Khachan had “no idea” that codeine was addictive. Within two years, she was taking 92 tablets every day and became severely ill.
“We’ve had a number of people approach us in the last 24 hours, saying they don’t know where to get help for themselves or their family member because there’s such a stigma about it,” Ismail says.
“If I’m being completely honest, it’s pharmacists who have been the health professional that people are actually more comfortable talking to about this.
“Pharmacists are generally more than happy to talk to patients about what to do next to seek help, probably because they’re the ones who see that end of it, when a person is trying to take advantage of the system.”

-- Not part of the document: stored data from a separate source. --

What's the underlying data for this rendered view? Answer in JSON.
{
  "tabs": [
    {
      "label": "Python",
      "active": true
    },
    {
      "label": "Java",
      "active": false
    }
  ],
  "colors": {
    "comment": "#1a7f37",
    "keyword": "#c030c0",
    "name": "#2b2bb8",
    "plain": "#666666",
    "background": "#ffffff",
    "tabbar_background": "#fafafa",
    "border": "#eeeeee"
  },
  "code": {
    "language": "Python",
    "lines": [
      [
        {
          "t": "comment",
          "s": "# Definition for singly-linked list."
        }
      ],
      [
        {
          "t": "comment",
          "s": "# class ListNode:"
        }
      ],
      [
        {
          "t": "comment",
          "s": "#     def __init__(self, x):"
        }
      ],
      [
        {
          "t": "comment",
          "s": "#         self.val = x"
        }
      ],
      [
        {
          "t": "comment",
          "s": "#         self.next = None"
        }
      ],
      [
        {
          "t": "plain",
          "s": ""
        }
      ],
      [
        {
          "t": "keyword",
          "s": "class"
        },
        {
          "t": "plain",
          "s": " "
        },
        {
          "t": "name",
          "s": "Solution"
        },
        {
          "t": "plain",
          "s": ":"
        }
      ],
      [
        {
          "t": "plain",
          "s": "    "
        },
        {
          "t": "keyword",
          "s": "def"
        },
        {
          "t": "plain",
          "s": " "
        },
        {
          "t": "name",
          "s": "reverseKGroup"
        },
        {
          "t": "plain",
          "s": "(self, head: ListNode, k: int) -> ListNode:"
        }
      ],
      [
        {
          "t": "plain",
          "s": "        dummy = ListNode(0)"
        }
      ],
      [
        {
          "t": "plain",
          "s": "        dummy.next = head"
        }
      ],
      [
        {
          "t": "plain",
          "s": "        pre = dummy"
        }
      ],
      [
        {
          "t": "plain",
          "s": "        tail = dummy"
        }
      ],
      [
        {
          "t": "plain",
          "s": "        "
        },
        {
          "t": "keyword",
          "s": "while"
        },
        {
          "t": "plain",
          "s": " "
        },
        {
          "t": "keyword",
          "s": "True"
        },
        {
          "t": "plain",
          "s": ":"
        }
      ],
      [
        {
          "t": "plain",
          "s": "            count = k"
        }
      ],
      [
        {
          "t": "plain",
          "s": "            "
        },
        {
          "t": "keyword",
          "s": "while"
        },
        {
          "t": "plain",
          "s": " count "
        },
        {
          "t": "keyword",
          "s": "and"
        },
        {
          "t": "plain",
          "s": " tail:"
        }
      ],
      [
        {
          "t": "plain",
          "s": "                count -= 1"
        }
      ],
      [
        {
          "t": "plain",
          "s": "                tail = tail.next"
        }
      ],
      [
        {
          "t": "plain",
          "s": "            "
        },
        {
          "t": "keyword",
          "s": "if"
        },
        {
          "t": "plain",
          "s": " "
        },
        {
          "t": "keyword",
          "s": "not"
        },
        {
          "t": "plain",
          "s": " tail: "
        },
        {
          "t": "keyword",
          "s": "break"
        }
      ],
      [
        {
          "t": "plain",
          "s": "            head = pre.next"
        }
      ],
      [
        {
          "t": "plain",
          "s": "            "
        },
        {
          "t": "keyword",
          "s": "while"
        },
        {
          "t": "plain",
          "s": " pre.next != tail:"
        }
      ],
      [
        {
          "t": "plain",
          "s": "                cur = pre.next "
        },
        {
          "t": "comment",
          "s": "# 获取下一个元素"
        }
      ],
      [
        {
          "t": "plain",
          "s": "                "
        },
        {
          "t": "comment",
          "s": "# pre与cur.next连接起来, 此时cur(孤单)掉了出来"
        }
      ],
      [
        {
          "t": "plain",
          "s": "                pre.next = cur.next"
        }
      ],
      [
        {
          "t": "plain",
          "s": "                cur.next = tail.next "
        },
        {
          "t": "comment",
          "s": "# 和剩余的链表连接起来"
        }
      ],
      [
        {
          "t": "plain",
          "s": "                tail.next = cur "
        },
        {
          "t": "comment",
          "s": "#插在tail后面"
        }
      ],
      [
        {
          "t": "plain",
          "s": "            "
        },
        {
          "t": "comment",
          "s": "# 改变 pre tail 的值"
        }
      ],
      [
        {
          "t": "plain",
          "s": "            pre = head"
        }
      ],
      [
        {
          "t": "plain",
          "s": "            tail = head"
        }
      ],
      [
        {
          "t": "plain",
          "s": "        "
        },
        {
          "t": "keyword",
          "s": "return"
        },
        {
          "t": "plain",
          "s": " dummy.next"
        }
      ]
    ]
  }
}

She says that she has heard many stories of people seeking help from GPs – for themselves or family members – but not being given adequate information about treating their addiction.
“I’m not saying GPs aren’t aware, but really it’s the pharmacists who actually want to do something about it,” Ismail says.
“They’re the perfect person to talk to about the pharmaceutical drug itself, and they’re more than happy to give the time of day, too.”
She says that ScriptWise will continue to work with pharmacy to produce resources for those seeking help, as well as information for pharmacists; in the meantime, more work needs to be done to support GPs to help their patients as well.
Ismail also praised the Pharmacy Guild and other pharmacy stakeholders for their work in developing MedsASSIST, and says she hopes for a real-time monitoring tool, accessible by GPs, for codeine-containing prescription drugs as well.
“It’s quite shocking to realise that in Australia, where we do have quite a decent health care system, there’s still no way we’re actually able to monitor what a patient’s medical history is,” she told the AJP.
“MedsASSIST has been an amazing tool and hopefully we can take it forward so that a GP can see, at the point of prescription, the patient’s history.”
She urges pharmacists to continue their good work with patients living with pain and addiction issues and says she hopes that the general attitude of Australian consumers will change over time.
“This is ultimately a health issue and a public health crisis – we need to change the way we speak around the issue, and treat it like the disease it is,” Ismail says. “All I can say to pharmacists is to continue to do what you do.”